Rear view of a blond woman waiting at the train platform
Ein Ticket für 49 Euro, gültig für den Nah- und Regionalverkehr in ganz Deutschland: Soll kommen, die Frage ist nur: wann?Bild: iStockphoto / Rawpixel
Mobilität & Verkehr

49-Euro-Ticket: Start, Verkauf, Bedingungen – alle Infos auf einen Blick

25.01.2023, 15:48

Ein Ticket, für 49 Euro, gültig für den öffentlichen Nah- und Regionalverkehr, in ganz Deutschland? Noch vor ein paar Jahren hätte man für eine solche Verkehrs-Utopie von der Deutschen Bahn und allen Nahverkehrsverbünden in Deutschland vermutlich einen Vogel gezeigt bekommen.

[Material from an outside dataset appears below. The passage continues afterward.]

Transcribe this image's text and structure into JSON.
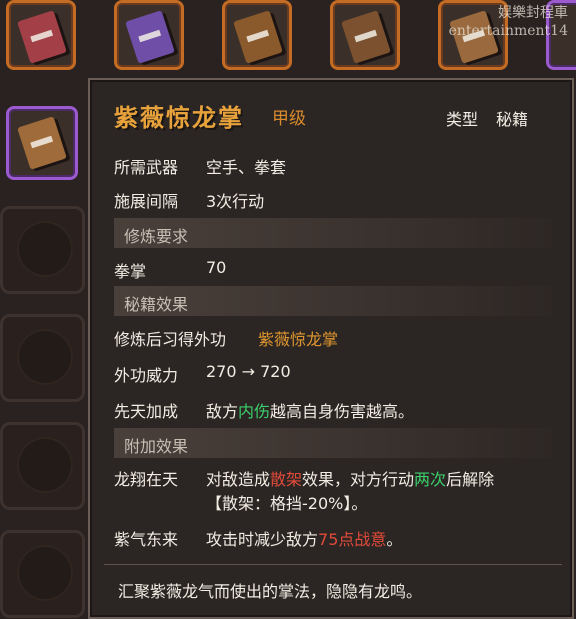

Aus dieser Utopie sollte aber eigentlich schon zum Jahreswechsel Wirklichkeit werden – dank des Vorgängers, dem bundesweiten Neun-Euro-Ticket, und der angestrebten Verkehrswende. Doch der ehrgeizige Termin platzte, zu viele Fragen war noch offen: Die Finanzierung oder fehlende Beschlüsse aus den Landesparlamenten, zu welchen Bedingungen das neue Ticket gelten solle etwa. Nur in einem Punkt war man sich einig: Das Ticket soll kommen.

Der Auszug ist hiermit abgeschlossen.